Multiple independent implementations are crucial for the long-term health of the web platform, so we're trying to do our part! :)
It's really great that you're doing this work. This principle also applies to many other specs. I've implemented a few and found multiple issues with real-world impact.
The browsers may have been written to "work" / not crash over adhering strictly to the spec.
At least Chromium has integrated multiple different fuzzers into their regular development workflow and found lots of bugs even before going public.
That's a bit of a... non-sequitur. Imagine if you had tweeted "eggplants are my favorite vegetables", someone corrected you "actually they're fruits", and then you declared: "And thus demonstrated is the value of Twitter! Someone already made me a better-informed citizen in response to my tweet." This feels kind of similar.
This isn't to say what they're doing isn't valuable, or that there isn't value in having lots of implementations of a spec. Just saying that implication isn't there (yet) with this particular example.
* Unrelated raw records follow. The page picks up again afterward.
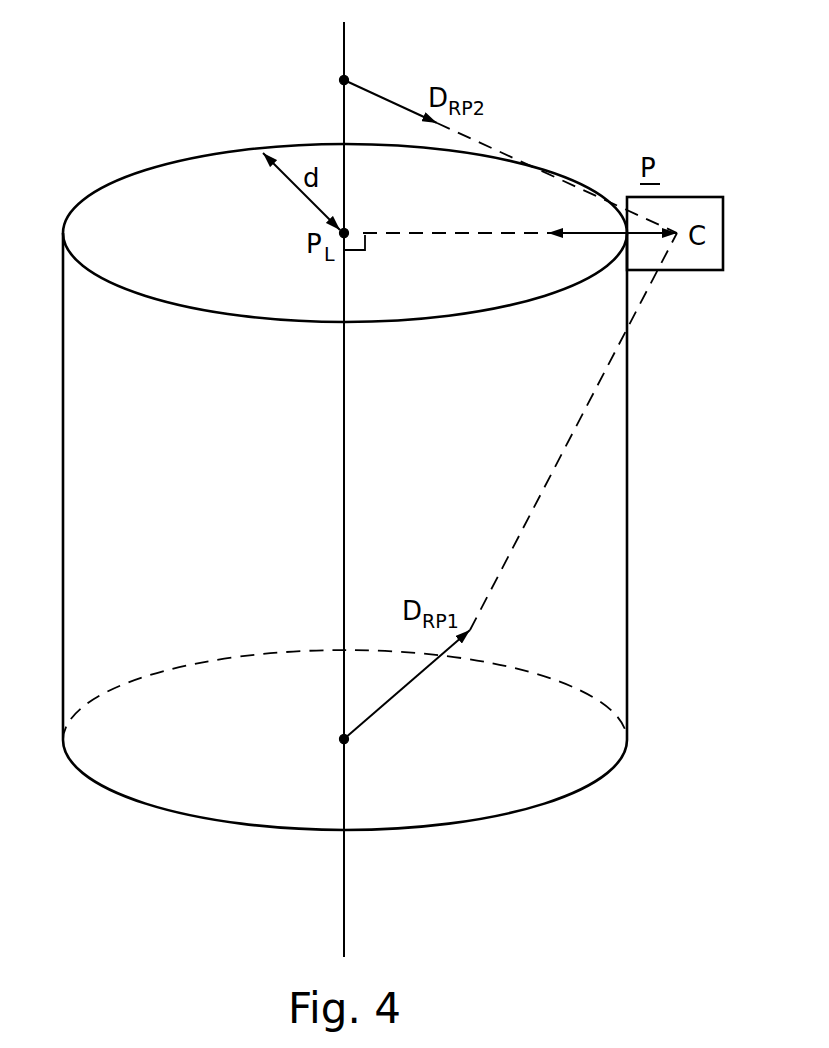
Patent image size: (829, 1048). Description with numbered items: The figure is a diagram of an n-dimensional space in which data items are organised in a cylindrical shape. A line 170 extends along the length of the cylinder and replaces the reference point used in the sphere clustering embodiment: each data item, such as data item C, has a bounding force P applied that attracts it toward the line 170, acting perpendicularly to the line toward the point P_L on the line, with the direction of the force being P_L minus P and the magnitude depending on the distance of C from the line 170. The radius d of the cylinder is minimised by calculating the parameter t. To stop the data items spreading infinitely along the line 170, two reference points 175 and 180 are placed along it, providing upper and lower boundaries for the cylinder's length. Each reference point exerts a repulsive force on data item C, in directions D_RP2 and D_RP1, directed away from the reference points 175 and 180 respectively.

The line 170 is at (344, 928).
The reference point 175 is at (350, 78).
The reference point 180 is at (338, 742).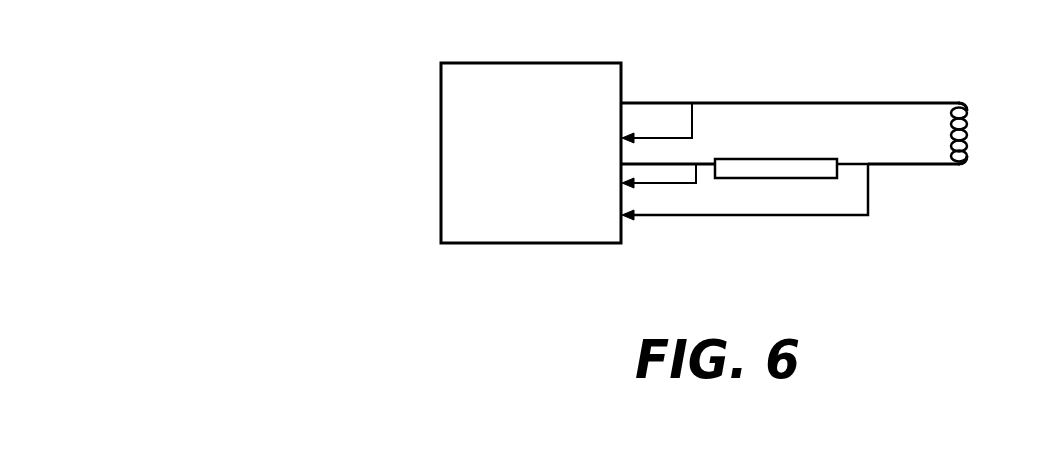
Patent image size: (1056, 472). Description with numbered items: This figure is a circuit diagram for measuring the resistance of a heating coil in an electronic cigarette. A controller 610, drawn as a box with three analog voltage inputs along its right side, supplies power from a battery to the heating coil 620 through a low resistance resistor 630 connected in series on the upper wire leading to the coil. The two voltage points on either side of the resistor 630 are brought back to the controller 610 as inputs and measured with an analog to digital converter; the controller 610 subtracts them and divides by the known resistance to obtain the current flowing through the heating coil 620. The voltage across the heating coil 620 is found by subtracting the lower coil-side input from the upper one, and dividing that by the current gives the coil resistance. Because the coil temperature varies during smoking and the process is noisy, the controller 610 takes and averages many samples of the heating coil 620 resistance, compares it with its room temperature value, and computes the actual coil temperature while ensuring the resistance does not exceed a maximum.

The controller 610 is at (512, 243).
The heating coil 620 is at (968, 132).
The low resistance resistor 630 is at (793, 178).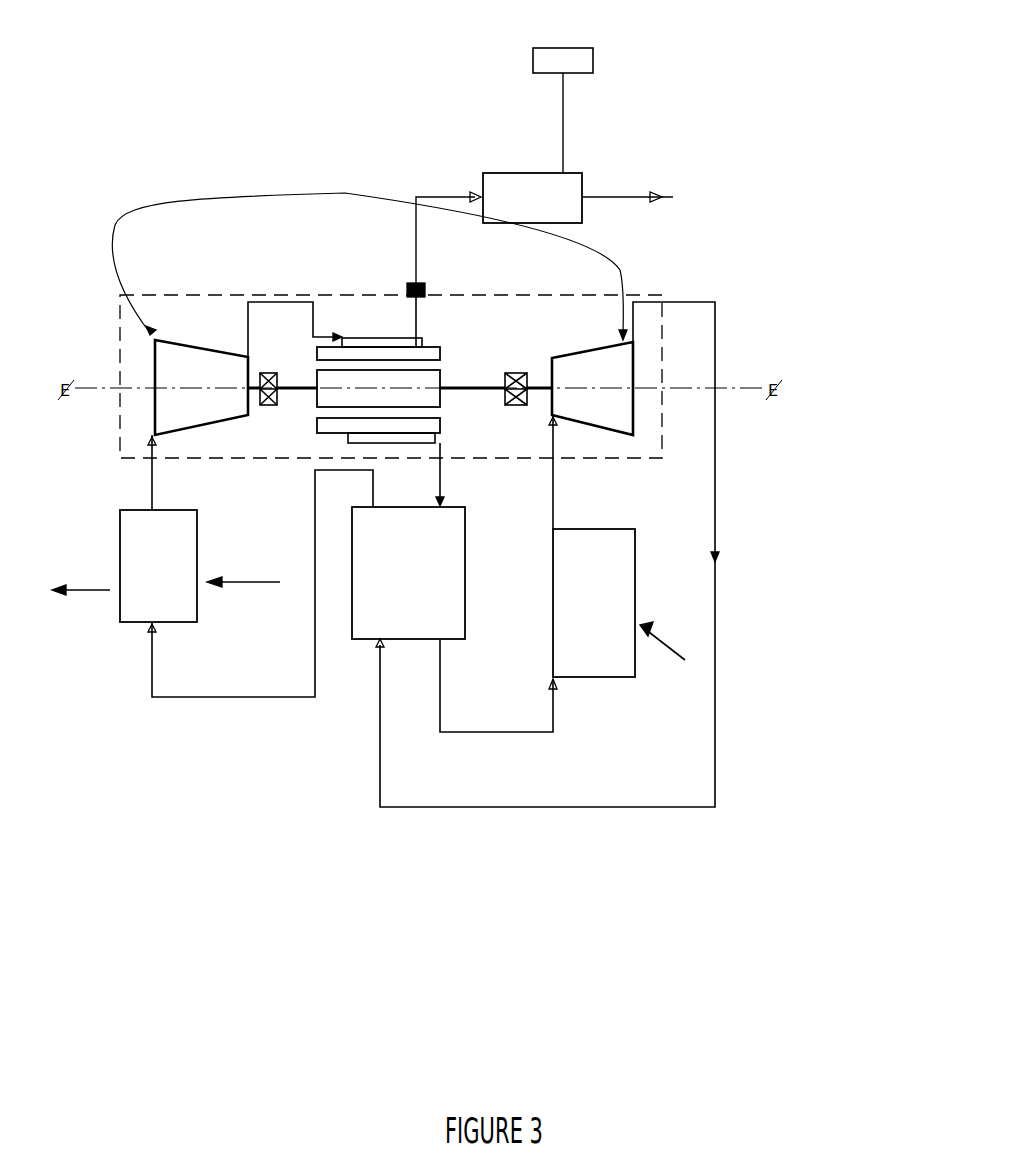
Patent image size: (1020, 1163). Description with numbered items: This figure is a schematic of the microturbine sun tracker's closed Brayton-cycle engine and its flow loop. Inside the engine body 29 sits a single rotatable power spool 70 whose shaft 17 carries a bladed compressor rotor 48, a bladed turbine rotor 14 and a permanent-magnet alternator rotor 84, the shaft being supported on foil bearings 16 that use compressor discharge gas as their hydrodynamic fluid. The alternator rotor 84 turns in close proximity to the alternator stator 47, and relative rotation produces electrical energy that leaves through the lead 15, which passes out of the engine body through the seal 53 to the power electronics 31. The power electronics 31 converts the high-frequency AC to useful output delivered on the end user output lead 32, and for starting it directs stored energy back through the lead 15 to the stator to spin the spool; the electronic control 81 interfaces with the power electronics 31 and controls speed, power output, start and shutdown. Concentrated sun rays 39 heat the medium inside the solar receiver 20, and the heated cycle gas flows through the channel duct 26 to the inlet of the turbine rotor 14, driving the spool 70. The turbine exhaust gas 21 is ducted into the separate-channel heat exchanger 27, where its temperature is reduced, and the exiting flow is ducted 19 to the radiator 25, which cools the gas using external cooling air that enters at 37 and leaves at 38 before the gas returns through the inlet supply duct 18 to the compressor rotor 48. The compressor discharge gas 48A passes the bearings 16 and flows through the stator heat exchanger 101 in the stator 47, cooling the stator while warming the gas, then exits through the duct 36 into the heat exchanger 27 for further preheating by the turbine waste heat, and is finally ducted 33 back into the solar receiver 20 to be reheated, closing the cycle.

I'm still working on Ladybird every day, and I also manage two full time engineers now, thanks to the generous sponsorships we got from Shopify & others last year. :)
If the hacking comes back some day, I'll be delighted, but just wanted to say thanks for the fact that we have such a wonderful backlog thanks to your long term efforts.
That said, I think those videos are a significant contributor to the project success. I hope they do not go away completely.
In fact, I think the videos are as important a contribution as the project itself. I remember seeing a quote once from a musician that said he was inspired by both the Beatles and The Rolling Stones. The Beatles showed him what a band could be. The Rolling Stones made him feel like he could do it too. I see that in Linux and Serenity. Your videos make me feel like I could solve any problem by just starting it and breaking it down into smaller, more solvable chunks. They are inspiration and I am not surprised SerenityOS has attracted people to contribute other ambitious aspects. The PDF browser, the GPU stack, and the RISC ports are examples of amazing projects in their own right. I think one of the reasons we see such ambitious contributions in such a young project is the inspiration provided by your leadership and the example set in those videos.
Regardless, thank you for the contribution so far. With the recent improvements to HTMLInputElement, I was able to use Ladybird to leave a comment on the OSnews site recently and it gave me a huge thrill.
Your overall pragmatism and no nonsense C++ style is something more developers should aim to replicate imho.
When I'm developing something, work or otherwise, I find that I often write my worst code when I'm writing something bottom-up i.e. designed, because it usually turns out that the user of that particular code has completely different needs, and the point of integration becomes a point of refactor. I think the top-down approach applied at the project level is much nicer because it allows you to _start from somewhere_ and then iteratively improve things.
That is not to say you shouldn't take precautions. In Ladybird, stuff like image decoding and webpage rendering/JS execution are isolated to their own processes, with OpenBSD style pledge/unveil sandboxing. They aren't perfect of course, but it allows for the kind of development that Ladybird has without much worry about those aspects.
This seems like a pure passion project: to return to the pleasure of building something just for the sake of it. Design and explore. Hack.
Not every endeavour has to become a product. As soon as you get users, you get obligations, and this tends to destroy these feelings.
E.g., myRect.style.x = '50px' will work in both Chrome and Firefox, even though SVG 1.1 doesn't allow for this because "x" isn't a presentation attribute (and only presentation attributes are supposed to have corresponding CSS properties).
Relevant to animations-- the fact that Chrome and Firefox allow most (all?) SVG attributes as css props lets the user do a nice end run around SVG animations. They can just treat the SVG objects as if they were HTML and use the web animations API to animate them.
It is slow. It is fragile. But it works. That alone is amazing given how young the project is and how they have written literally everything from scratch.
I am really looking forward to Ladybird maturing.